Hausse de la césarienne à Labé : entre fonds de commerce pour les médecins et nécessité vitale pour les patientes

janvier 15, 2019 12:56

Depuis quelques années, la césarienne a tendance à voler la vedette à l’accouchement naturelle dans les structures sanitaires. C’est en tout cas la réalité qui prévaut à la maternité  régionale de Labé où, selon les responsables, entre 80 et 100 césariennes sont enregistrés  par mois.

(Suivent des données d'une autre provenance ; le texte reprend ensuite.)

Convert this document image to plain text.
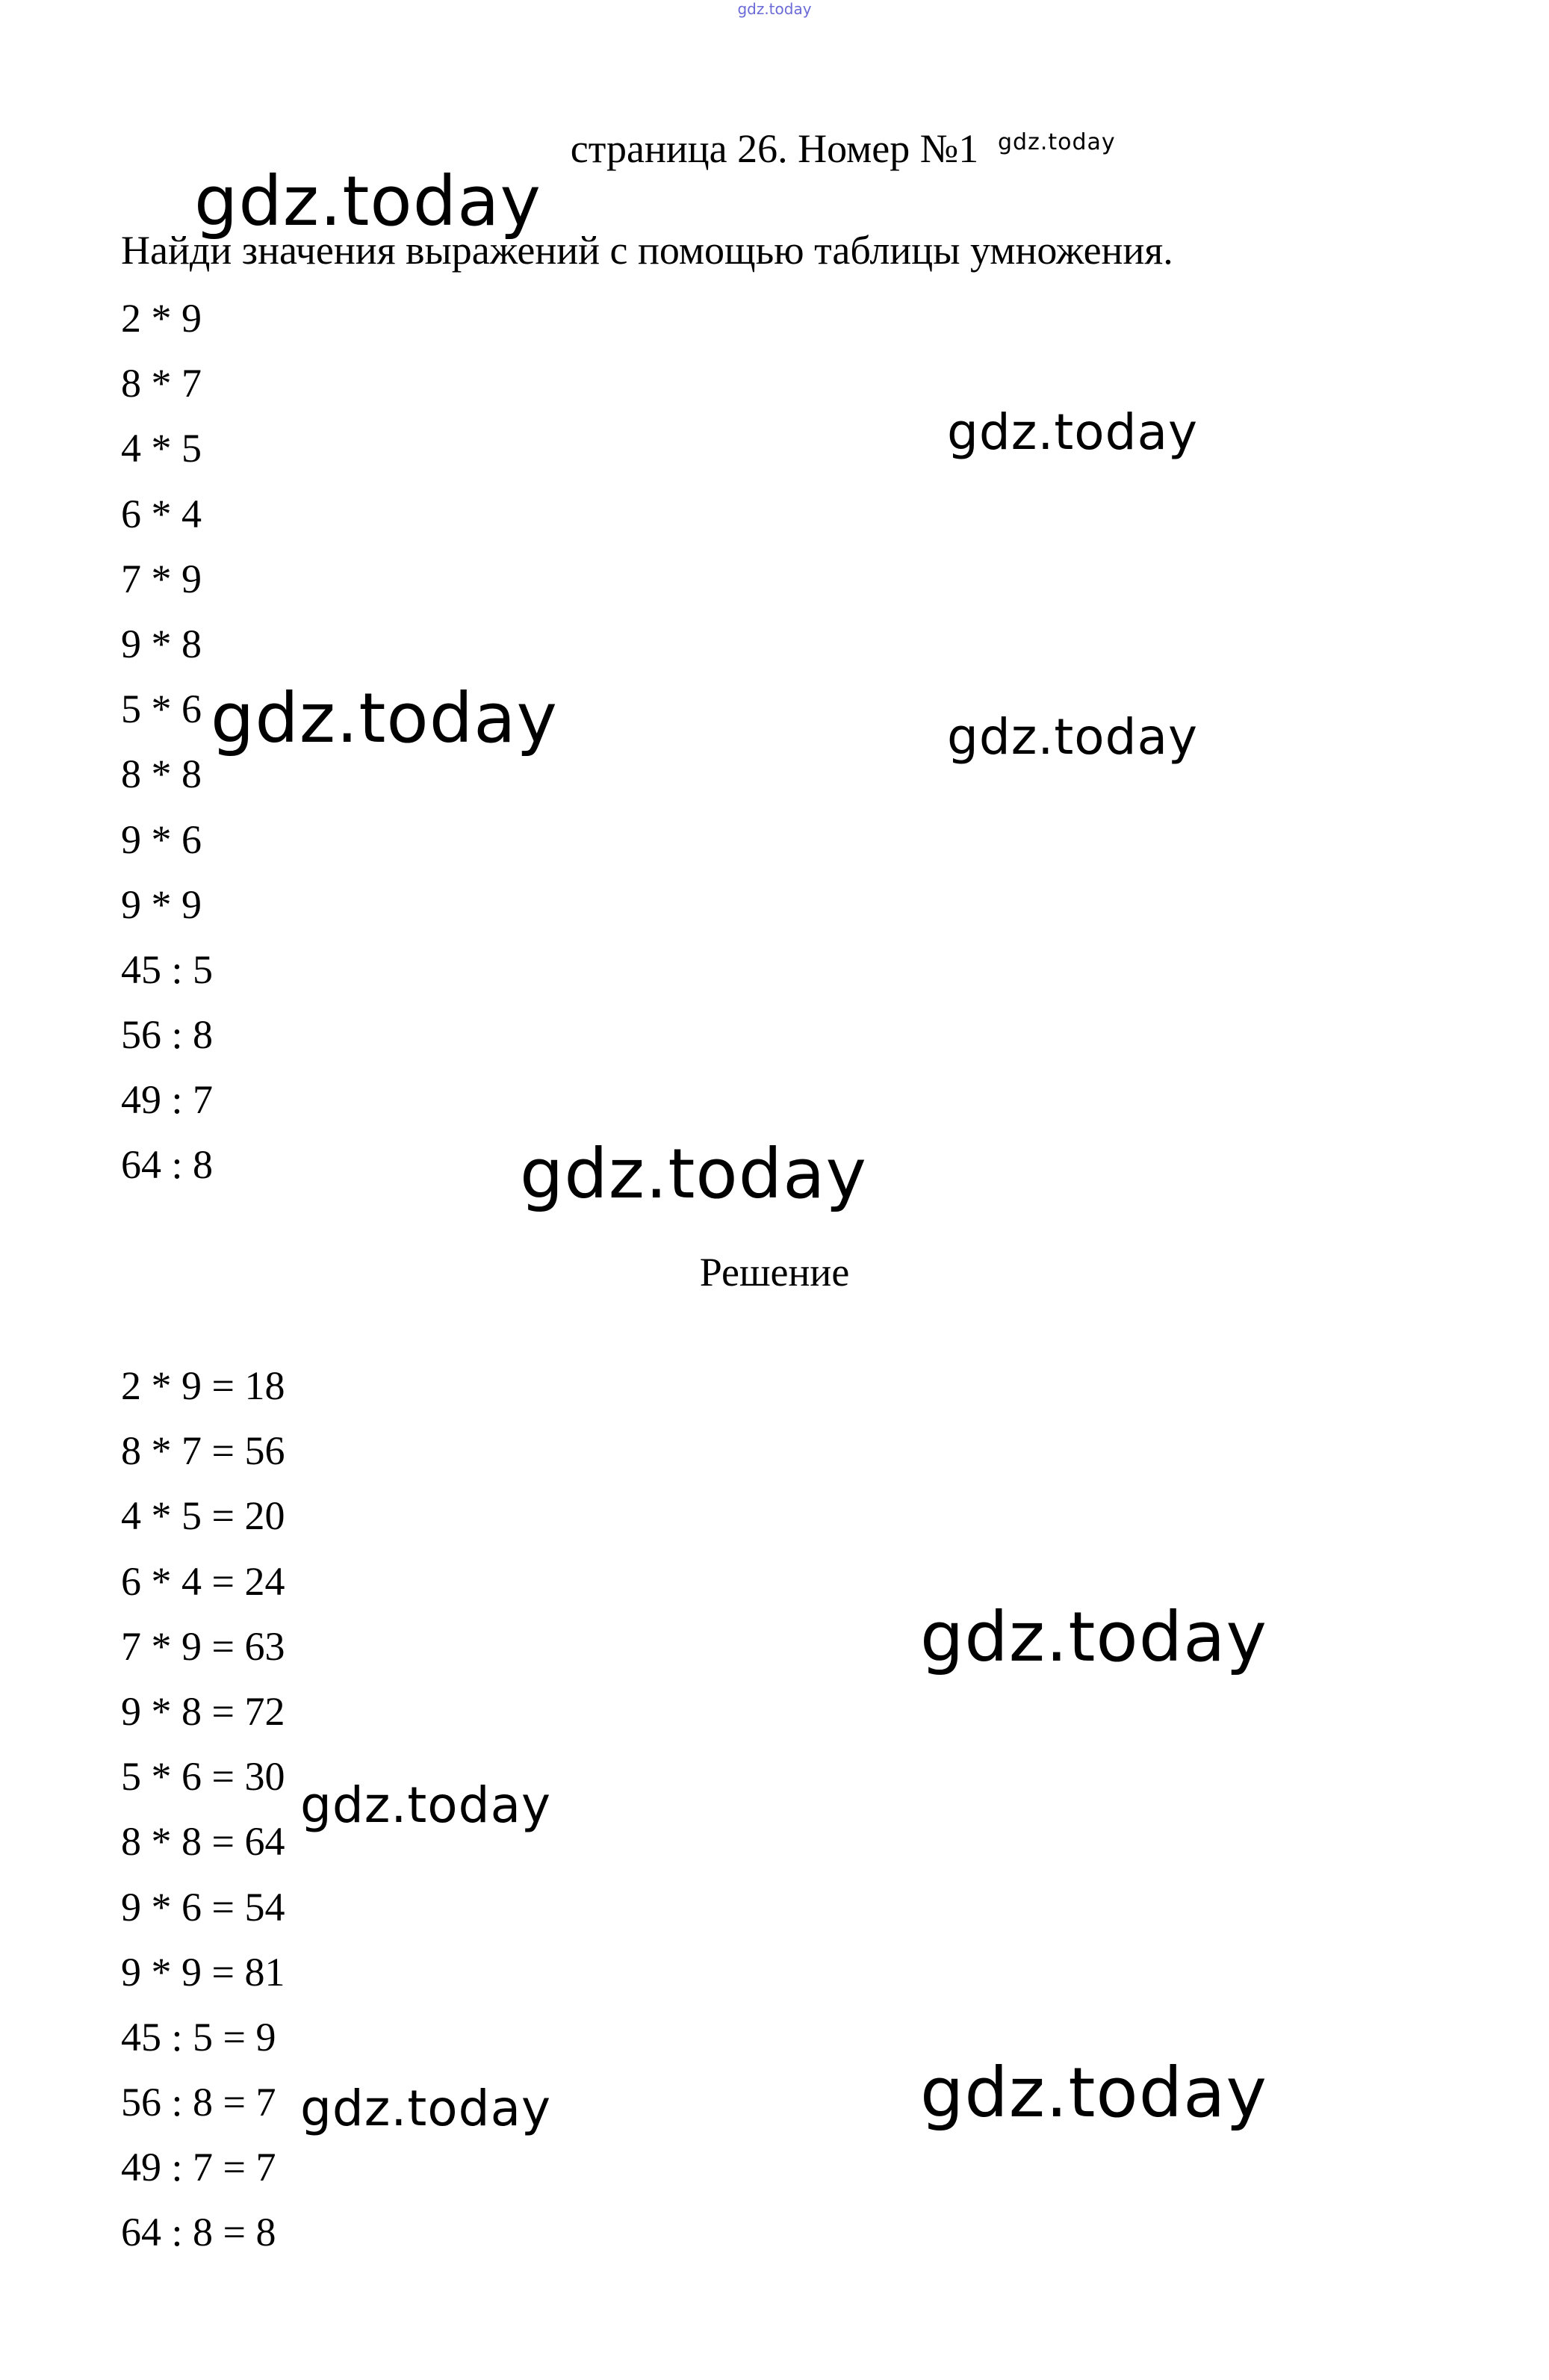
gdz.today
страница 26. Номер №1
Найди значения выражений с помощью таблицы умножения.
2 * 9
8 * 7
4 * 5
6 * 4
7 * 9
9 * 8
5 * 6
8 * 8
9 * 6
9 * 9
45 : 5
56 : 8
49 : 7
64 : 8
Решение
2 * 9 = 18
8 * 7 = 56
4 * 5 = 20
6 * 4 = 24
7 * 9 = 63
9 * 8 = 72
5 * 6 = 30
8 * 8 = 64
9 * 6 = 54
9 * 9 = 81
45 : 5 = 9
56 : 8 = 7
49 : 7 = 7
64 : 8 = 8
gdz.today
gdz.today
gdz.today
gdz.today	gdz.today
gdz.today
gdz.today
gdz.today
gdz.today
gdz.today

D’après Dr Fatoumata Binta Barry, médecin chef de la maternité régionale de Labé, il y a une moyenne de 80 à 100 cas de césariennes par mois. « Ici à l’hôpital régional, ce qui est pris en charge c’est la CPN (consultation pré-natale). C’est-à-dire le suivi de la femme au cours de la grossesse; la césarienne aussi est prise en charge. On nous met un kit césarien en place. Mais des fois, ce kit n’est pas au complet. Il y a des médicaments qui manquent. Et quand les médicaments manquent alors qu’on a affaire  à une vie humaine on est obligé de prescrire le reliquat pour la prise en charge. Mais la direction et l’État font le maximum pour mettre les kits à disposition. Mais ce qui n’est pas disponible, on est tenu obligé de le prescrire. Parce qu’on ne peut pas blaguer avec la vie humaine », précise-t-elle.

Si on se fie aux statistiques disponibles avec un pourcentage de plus de 80% de césariennes par mois à l’hôpital régional de Labé ont peut facilement en déduire que la plupart des femmes à terme préfèrent la césarienne en lieu et place de l’accouchement naturel. Une option réfutée par le médecin chef de la maternité de Labé qui parle de nécessité qui primerait sur le choix de la patiente.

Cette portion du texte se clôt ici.